Krawcyzk v. Krawcyzk

81 R.I. 335 | R.I. | 1954

O’Connell, J.

This petition for divorce was brought by the petitioner on the grounds of extreme cruelty and neglect to provide. The respondent filed a cross-petition and relied on allegations of extreme cruelty and desertion. After hearing in the superior court a justice thereof denied both petitions. No exception was prosecuted by petitioner who was not represented in this court, as her counsel had withdrawn, and the case is before us solely on respondent’s exception to the decision denying and dismissing his cross-petition.

The respondent contends first that he did not have a fair hearing in the superior court, because the trial justice interrupted and harassed the witnesses to such an extent that normal and orderly procedure was made impossible; that he exhibited such bias and prejudice that his decision is not entitled to the usual weight to be attached .thereto; .and that, on the uncontradicted testimony of respondent’s witnesses, his cross-petition should have been granted on the grounds of extreme cruelty and desertion.

We have carefully read the transcript of testimony and while it appears that the trial justice did question several *337of the witnesses at length for his own information, it nowhere appears that he limited their examination by respondent’s counsel; nor did he prevent counsel from making as extensive an examination of the witnesses as he desired. In our opinion the transcript fails to show the existence of any such bias, prejudice, or harassing of witnesses on the part of the trial justice as respondent contends.

On the issue of extreme cruelty, the testimony was practically limited to one instance where petitioner slapped respondent’s face and to the claims that “She dealt a great deal in profanity especially in public”; that her refusal to entertain lost him all his friends; and that as a result of her aloofness he became moody, was mentally depressed and lost greatly in weight. No medical testimony was presented to support the latter claim.

The trial justice after referring to respondent as a “rugged fellow,” stated with respect to the claim of extreme cruelty: “that where you can’t show physical violence you have to show a course of conduct, deliberately engaged in, cruelly intended to do injury.
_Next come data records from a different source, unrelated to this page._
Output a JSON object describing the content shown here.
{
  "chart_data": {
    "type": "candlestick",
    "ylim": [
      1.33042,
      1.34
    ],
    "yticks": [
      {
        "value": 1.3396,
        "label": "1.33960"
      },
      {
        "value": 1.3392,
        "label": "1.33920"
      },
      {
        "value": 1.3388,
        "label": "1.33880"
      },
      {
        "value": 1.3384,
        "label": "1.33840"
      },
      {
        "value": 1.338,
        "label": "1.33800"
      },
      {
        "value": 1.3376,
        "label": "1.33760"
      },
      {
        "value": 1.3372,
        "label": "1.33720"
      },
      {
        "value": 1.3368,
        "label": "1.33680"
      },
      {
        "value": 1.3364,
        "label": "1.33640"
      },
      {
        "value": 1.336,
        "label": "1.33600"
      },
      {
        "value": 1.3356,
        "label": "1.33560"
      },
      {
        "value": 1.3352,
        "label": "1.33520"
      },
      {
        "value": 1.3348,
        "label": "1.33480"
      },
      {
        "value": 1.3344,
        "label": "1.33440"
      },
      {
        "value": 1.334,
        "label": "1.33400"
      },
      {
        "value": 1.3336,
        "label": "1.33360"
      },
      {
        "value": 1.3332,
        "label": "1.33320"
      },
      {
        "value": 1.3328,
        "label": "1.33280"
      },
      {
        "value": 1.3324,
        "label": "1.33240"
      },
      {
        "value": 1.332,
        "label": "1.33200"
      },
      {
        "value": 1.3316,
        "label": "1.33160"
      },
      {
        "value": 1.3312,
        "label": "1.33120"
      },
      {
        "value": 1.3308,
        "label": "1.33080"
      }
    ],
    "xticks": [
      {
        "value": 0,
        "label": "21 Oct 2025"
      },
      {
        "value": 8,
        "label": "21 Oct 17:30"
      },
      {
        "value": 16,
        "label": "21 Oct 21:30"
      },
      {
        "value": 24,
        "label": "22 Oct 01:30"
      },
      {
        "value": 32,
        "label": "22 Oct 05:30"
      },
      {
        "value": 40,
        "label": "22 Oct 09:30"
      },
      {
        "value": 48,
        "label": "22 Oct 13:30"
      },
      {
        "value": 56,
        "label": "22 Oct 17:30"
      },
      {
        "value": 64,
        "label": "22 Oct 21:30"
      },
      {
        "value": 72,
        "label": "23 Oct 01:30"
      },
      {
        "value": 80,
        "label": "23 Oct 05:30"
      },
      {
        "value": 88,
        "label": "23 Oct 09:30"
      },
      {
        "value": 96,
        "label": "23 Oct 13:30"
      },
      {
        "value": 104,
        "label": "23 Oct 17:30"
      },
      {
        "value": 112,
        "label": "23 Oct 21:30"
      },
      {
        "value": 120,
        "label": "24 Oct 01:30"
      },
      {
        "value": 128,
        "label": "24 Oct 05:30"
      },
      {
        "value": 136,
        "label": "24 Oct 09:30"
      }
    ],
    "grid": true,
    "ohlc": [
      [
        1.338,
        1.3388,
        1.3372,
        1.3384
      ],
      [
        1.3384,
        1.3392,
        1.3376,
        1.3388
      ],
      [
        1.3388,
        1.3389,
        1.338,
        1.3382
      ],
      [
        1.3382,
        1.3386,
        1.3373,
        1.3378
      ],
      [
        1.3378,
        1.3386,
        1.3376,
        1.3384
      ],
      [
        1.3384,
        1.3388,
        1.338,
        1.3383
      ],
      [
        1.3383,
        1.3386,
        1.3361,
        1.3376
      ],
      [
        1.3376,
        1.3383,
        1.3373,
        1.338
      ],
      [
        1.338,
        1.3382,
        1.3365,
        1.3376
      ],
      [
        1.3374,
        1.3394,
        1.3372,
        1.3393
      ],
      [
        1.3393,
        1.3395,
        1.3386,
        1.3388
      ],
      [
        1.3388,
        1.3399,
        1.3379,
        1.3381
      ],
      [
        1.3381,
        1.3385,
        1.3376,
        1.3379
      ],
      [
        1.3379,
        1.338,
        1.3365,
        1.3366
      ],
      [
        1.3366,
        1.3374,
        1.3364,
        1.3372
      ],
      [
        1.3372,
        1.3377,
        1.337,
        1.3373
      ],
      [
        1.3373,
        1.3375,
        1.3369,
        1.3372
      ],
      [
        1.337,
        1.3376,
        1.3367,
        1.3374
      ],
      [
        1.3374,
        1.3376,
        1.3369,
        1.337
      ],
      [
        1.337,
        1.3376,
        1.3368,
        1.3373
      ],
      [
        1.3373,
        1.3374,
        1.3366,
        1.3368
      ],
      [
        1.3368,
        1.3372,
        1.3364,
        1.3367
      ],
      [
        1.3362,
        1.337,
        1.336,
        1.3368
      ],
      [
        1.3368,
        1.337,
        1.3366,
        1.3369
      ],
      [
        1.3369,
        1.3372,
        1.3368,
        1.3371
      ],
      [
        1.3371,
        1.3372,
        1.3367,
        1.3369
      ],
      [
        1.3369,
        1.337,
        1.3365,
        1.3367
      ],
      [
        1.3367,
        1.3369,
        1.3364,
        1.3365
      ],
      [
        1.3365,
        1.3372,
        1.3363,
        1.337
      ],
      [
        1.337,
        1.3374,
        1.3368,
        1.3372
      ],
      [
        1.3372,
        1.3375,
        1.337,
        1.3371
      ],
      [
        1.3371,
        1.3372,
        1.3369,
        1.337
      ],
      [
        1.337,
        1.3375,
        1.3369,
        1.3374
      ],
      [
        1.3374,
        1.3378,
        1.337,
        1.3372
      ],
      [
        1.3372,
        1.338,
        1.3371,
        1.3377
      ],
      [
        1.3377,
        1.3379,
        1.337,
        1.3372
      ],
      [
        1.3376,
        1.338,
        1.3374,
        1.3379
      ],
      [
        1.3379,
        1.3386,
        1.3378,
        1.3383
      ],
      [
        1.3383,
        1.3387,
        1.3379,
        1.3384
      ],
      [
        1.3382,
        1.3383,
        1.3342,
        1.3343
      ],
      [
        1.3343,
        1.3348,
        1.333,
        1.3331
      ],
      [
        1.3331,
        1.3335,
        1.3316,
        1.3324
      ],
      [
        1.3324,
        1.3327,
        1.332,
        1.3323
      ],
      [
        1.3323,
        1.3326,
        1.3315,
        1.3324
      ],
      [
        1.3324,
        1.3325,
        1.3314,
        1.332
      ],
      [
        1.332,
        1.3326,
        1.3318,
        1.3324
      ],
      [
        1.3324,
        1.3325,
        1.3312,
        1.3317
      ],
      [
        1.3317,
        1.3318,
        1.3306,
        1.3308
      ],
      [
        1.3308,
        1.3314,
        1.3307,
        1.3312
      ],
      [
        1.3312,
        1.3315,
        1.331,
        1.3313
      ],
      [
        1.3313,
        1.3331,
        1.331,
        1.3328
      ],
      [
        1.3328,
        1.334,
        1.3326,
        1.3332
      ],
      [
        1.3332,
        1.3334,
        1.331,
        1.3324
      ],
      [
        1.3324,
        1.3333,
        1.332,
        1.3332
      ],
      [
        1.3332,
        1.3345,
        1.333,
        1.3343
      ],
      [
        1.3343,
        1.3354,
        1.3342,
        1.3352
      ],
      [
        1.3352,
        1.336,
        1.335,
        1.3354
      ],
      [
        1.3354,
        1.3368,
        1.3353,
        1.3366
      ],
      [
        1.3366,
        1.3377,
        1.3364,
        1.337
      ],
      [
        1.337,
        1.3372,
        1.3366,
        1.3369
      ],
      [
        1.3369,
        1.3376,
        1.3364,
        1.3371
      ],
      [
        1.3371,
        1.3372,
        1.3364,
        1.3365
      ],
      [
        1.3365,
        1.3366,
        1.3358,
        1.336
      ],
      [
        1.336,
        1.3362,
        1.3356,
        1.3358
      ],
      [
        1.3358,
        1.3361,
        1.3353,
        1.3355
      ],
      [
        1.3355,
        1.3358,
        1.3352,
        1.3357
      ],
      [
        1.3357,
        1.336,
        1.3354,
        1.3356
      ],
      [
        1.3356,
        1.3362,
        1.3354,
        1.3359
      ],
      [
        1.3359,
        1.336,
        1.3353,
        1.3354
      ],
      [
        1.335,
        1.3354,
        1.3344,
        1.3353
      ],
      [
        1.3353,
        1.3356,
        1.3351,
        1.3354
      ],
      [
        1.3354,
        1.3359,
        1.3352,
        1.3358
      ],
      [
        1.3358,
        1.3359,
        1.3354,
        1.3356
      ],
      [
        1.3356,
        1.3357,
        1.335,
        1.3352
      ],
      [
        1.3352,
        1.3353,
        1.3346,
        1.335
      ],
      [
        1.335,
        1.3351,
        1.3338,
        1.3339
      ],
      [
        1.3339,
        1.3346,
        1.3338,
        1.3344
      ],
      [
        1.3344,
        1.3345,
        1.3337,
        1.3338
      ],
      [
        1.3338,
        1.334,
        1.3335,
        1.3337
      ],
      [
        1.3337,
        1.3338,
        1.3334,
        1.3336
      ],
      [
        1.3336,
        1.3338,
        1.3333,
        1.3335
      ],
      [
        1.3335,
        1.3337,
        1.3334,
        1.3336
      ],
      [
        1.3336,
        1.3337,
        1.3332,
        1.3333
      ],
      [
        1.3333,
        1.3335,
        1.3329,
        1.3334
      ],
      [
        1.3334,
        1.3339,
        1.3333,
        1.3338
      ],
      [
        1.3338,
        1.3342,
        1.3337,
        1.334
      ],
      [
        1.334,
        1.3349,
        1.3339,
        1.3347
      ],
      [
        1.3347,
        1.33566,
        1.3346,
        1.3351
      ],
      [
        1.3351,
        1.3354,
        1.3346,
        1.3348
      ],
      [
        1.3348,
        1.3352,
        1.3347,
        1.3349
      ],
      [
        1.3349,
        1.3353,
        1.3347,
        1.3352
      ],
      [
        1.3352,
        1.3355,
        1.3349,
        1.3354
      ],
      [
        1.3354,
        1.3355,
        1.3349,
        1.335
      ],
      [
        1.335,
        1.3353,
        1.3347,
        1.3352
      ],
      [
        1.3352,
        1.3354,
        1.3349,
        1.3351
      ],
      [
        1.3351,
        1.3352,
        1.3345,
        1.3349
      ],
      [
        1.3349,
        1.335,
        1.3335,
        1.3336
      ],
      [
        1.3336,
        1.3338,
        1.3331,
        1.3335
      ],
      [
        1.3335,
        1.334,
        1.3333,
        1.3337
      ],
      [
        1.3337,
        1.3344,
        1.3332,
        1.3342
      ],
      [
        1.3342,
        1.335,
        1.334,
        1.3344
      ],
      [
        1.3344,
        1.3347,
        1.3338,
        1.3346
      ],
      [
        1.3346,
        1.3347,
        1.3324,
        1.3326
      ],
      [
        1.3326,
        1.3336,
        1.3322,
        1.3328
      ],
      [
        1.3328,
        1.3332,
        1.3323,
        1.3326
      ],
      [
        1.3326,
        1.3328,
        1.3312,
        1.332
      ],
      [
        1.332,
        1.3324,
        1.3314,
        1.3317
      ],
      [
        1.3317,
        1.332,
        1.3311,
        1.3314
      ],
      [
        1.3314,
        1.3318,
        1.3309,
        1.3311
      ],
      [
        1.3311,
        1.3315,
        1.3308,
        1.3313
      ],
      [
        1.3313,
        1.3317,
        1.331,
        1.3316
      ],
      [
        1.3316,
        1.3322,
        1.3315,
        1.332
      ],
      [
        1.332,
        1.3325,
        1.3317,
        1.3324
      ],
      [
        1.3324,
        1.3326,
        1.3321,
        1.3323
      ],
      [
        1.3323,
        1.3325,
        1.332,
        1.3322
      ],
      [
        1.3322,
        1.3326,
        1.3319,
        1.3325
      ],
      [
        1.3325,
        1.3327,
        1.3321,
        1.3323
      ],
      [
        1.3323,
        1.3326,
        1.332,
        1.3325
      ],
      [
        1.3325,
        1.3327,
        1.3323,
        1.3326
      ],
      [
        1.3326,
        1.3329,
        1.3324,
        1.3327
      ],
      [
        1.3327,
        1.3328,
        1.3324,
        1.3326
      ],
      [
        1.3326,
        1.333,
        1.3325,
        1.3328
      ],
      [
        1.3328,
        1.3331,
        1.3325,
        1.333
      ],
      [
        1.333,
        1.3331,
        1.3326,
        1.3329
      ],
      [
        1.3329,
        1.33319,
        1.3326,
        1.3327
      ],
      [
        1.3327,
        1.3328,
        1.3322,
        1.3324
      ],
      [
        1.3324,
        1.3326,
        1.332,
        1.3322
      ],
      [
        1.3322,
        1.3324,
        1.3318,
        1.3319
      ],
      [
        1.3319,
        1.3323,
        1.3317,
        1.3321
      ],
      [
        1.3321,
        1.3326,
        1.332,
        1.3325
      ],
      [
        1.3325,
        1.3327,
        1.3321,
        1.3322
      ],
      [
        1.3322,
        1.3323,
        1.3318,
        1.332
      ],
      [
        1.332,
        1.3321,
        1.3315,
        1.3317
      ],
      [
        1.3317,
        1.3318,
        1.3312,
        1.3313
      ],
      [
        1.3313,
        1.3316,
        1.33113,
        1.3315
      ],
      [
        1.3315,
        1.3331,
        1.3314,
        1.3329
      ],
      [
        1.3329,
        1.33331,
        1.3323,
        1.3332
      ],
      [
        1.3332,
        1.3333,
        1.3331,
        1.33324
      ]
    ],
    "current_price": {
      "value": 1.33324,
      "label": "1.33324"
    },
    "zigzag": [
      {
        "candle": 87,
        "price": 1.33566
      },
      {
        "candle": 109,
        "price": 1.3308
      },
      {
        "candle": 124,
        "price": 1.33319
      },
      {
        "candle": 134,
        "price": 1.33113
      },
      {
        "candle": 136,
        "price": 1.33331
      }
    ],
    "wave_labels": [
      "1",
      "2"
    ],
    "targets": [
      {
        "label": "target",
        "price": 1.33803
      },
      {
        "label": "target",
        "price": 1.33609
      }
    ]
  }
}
Here there is nothing to show there was any intention to hurt the husband and it is not of such long duration as to lead me to believe that it had the result complained of.”

In our opinion the above statement of the law is substantially in accord with the decision of this court in Bastien v. Bastien, 57 R. I. 176, which holds that although physical acts of violence are not of themselves indispensable to support a charge of extreme cruelty, their absence must be supplied by evidence of a deliberate course of conduct cruelly calculated to cause, and which did in fact eause, impairment of health of the injured party. It is clear therefore that in appraising respondent’s evidence in support of his allegation of extreme cruelty the trial justice applied the correct rule of law.

We see no error in the decision of the trial justice denying and dismissing respondent’s cross-petition upon the alleged *338ground of desertion. General laws 1938, chapter 416, §2, provides, among other grounds, that a divorce may be granted for “wilful desertion for 5 years of either of the parties, or for such desertion for a shorter period of time in the discretion of the court * * Here assuming that the wife left her husband, it was at most for only a few weeks. The respondent testified that his wife left him about the second week of August 1951. ■ Her petition was filed in the superior court on August 17, 1951, and his cross-petition alleging desertion was filed August 28, 1951. In any event the filing by the husband of such cross-petition for divorce was an overt act constituting consent that the wife live separate and apart from him, and where the parties by consent were living separate and apart during the time that the petition for divorce was pending, there could be no willful desertion. Burns v. Burns, 50 R. I. 129. This ground of objection to the decision is therefore untenable.

Z. J. Czubak, for respondent.

Finally, it is well settled in this state that the findings of the trial justice in a divorce action are entitled to great weight and should not be set aside unless they are clearly erroneous or fail to do justice between the parties. Bastien v. Bastien, supra; Reilly v. Reilly, 57 R. I. 432; Kahnovsky v. Kahnovsky, 67 R. I. 63. From a careful reading of the transcript, we cannot say that the decision of the trial justice was clearly wrong or that it failed to do justice between the parties. Hence we cannot disturb it.

The respondent’s exception is overruled, and the case remitted to the superior court.